# ALERT:    port/Japanese/prn



## iic2 (Jul 13, 2009)

port/Japanese/prn

There is this file in port/Japanese that will not delete under Windows XP.

The name is prn.  It appears as a folder so I change it name to prnxx cause I thought it was a keyword or something.  Would you believe the appearance changed into a Windows file type (ICON) that has no extension ... You know what I mean.  Not MyFile.txt, but MyFile.  Bottom line, it's now not even a folder anymore.  So I opened up the file and it was EMPTY just like the folder was.  

After trying to delete it again, it crash Windows to death.  So I reboot and went back... Wouldn't you know it ... The name changed back into prn like nothing never happened.

Everything else deleted just fine as far as the ports is concern.   So this is an issue that only Windows was able to detect and iic2 who does things for all kinds or reasons just to see.  Even BSD file are suppose to be only file.   Check and see if you get the same results than report it. 

PS:

Others files through-out BSD may not delete also but that's because a name like Sam and sam inside the same folder is a problem with Windows and that sould be a problem for even BSD by right.  Either way, this has nothing to do with the (prn bug) or what ever you choose to call it.


----------



## iic2 (Jul 13, 2009)

My brand new Segate 500GB hard drive now reads this when I format with Partition Commander.  I got a feeling that prn is stuck in there some where.  Who knows!  but one thing for sure it's out of there for me.

Preforming surface scan

Sector 538317618 in cluster 16807691 is defective


----------



## iic2 (Jul 13, 2009)

Just-in-case,  once you have the ports copied on your flash stick and you delete everything off of it using your  Windows machine, and if the prn file will not delete no mater what you do...  "Do Not format the disk yet".

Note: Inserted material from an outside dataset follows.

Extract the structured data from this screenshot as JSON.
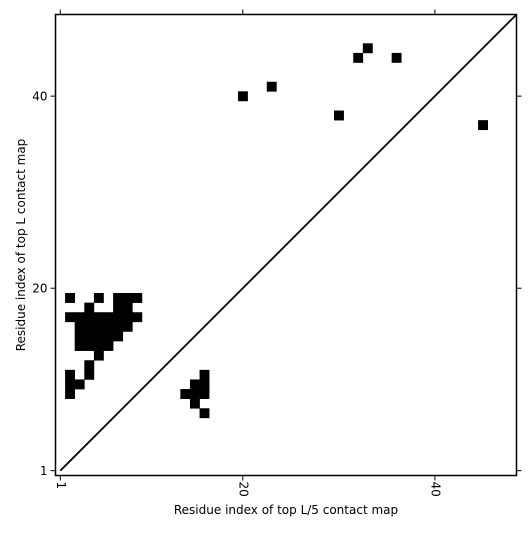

Pop it out the Windows USB port and put it back on your FreeBSD machine and delete it from there.  FreeBSD will delete it from site.  But to be on the safe side dd the flash stick or let Windows format it.  I think that where I went wrong and I knew better but forgot my steps.  I did it many times before, per-bsd folder (that allowed cp of all files) trying to narrow things down to figure out why.  There nothing like reading BSD files on Windows using FasmW or just opening up folders.  But you can't save any changes in Windows format, so quick scans is more than enough for me.

I dd the disk and did a regular MS floppy format on my HDD.  I'm sure it safe for BSD with dd   but I am not about to preforming another surface scan again cause I know the problem is still there underneath the dd.  It's better to be safe than sorry, so I'll just take it back for an replacement today.


----------



## tingo (Jul 17, 2009)

Well, this just shows the DOS heritage of WinXP et al, they call it the "ConCon" bug:
http://en.wikipedia.org/wiki/LPT#Naming


----------



## estrabd (Jul 17, 2009)

There is a port called, " port/Japanese/prn "?


----------



## LateNiteTV (Jul 17, 2009)

i think i have a new favorite port.


----------